First published at 365gay.com on May 27, 2011
Not long ago I encountered an old acquaintance while waiting in an airport for a flight. He noticed that I looked tan—I had recently been to Mexico—so we started chatting about vacations.
“Have you ever been on a cruise?” he asked.
“Not since I was a teenager,” I answered. “And that was with my parents.”
“Oh, I love cruises,” he responded. “I’ve been on a bunch of them. Although, I’ve never been on a gay cruise.”
His volume dropped in half when he uttered the words “gay cruise.” It was as if he were whispering a secret, like “Aunt Bea was just diagnosed with cancer” or “Maria’s husband is having an affair with the maid” or “Bob didn’t come to the party because he’s recovering from liposuction.”
As my friend knows, I speak and write on gay issues; indeed, I had just come from giving a talk where I emphasized—as I often do—the importance of being “out.”
He and I are similar in age (early 40’s), so there’s no “generation gap” between us. And he’s a flight attendant—not a profession known for rampant homophobia. So why was he lowering his voice?
“Neither have I,” I finally responded. “But I’ve always been curious about gay cruises.”
I overcompensated, raising my voice slightly. My friend didn’t seem to notice. But a man standing a few feet to the side of us apparently did, because he spent the next several minutes giving us dirty looks.

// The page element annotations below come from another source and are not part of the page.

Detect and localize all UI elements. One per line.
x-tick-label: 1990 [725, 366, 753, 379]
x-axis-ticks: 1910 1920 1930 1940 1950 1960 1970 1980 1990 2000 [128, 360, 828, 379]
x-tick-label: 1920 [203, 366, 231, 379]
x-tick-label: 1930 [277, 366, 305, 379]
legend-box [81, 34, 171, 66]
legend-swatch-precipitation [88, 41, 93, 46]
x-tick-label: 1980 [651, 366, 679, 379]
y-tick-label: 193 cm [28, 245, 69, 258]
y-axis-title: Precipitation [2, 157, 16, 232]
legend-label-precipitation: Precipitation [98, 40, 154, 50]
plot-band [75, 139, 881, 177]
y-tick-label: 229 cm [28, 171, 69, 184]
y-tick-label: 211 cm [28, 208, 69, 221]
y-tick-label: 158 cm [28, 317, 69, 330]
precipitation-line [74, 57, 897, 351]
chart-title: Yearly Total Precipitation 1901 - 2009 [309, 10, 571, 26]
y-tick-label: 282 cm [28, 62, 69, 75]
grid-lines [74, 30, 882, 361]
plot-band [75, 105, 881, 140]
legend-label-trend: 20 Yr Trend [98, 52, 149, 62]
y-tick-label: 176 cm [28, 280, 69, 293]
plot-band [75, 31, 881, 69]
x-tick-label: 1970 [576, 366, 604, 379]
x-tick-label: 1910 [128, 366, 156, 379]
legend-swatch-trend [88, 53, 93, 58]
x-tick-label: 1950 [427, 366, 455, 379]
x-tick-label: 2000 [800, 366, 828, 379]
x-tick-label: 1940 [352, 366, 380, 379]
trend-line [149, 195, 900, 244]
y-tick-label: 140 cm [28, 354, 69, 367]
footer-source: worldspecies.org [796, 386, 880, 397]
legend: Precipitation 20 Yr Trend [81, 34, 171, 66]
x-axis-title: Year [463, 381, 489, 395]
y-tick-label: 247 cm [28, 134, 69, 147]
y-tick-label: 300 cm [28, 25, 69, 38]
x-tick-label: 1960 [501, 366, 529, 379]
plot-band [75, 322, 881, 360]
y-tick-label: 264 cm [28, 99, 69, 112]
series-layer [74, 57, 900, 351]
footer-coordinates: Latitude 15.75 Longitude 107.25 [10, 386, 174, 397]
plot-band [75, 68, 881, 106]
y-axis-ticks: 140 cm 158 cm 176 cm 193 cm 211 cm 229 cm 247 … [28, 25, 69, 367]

Last week the Tennessee State Senate, by a vote of 20-10, approved a bill that would prohibit discussion of homosexuality by public elementary or middle school teachers. Dubbed “Don’t Say Gay” by its critics, the bill won’t reach the State House until next year, which is the earliest it could become law.
This is the sort of thing that should outrage all decent people. But it is especially offensive to anyone who grew up in the closet and who thus knows what it’s like to regard one’s fundamental romantic desires as literally unspeakable.
It’s because I’ve experienced the closet’s shame firsthand that I find the idea of whispering “gay” so troubling.
It’s why I go out of my way to say “gay” in full voice—dirty looks be damned. It’s also why I think that defeating the Tennessee “Don’t Say Gay” bill should be a priority for the LGBT movement in the coming year.
The wording of the bill is worth mentioning. The original version included the following language:
“Notwithstanding any other law to the contrary, no public elementary or middle school shall provide any instruction or material that discusses sexual orientation other than heterosexuality.”
Unsurprisingly, this language provoked backlash. So the sponsors amended it, substituting the following, apparently more palatable, version. Read it carefully:
“Notwithstanding any other law to the contrary, any instruction or materials made available or provided at or to a public elementary or middle school shall be limited exclusively to natural human reproduction science.”
Which proves to me that these senators are not just morally shameful, they’re morons. Because they just passed a bill that technically prohibits teachers from offering instruction in math, social studies, geology, composition, and so on.
Read it again: “any instruction…shall be limited exclusively to natural human reproductive science.” Not, “any instruction regarding human sexuality,” but “any instruction,” period. Taken literally, this bill says that reproductive biology would be the only subject allowed.
How about some instruction in reading comprehension? I’m just sayin’.
This reminds me of 2005, when Texas voters unwittingly passed a constitutional amendment prohibiting all marriage. That’s because the amendment prohibited any status “identical…to marriage,” and it’s a basic principle of logic that anything is identical to itself.
Okay, so maybe Texas conservatives don’t know logic. But Tennessee conservatives apparently don’t know ENGLISH.
(And yes, I’m aware that this is a proposed section of the “Sex education” portion of the Tennessee code. But it nevertheless states explicitly that “notwithstanding any other law to the contrary,” sex education—of a certain narrow variety—is the only thing that the schools may teach.)
All of which would be funny, except that it’s not. These are elected officials passing legislation that will make LGBT kids’ lives miserable, by reinforcing the idea that their love “dare not speak its name.”
If you live in Tennessee, write your legislators and tell them what you think of this bill. (Better use small words.) Remind them that, for vulnerable youth, silence can indeed equal death.
And wherever you live, don’t just speak out. SPEAK UP.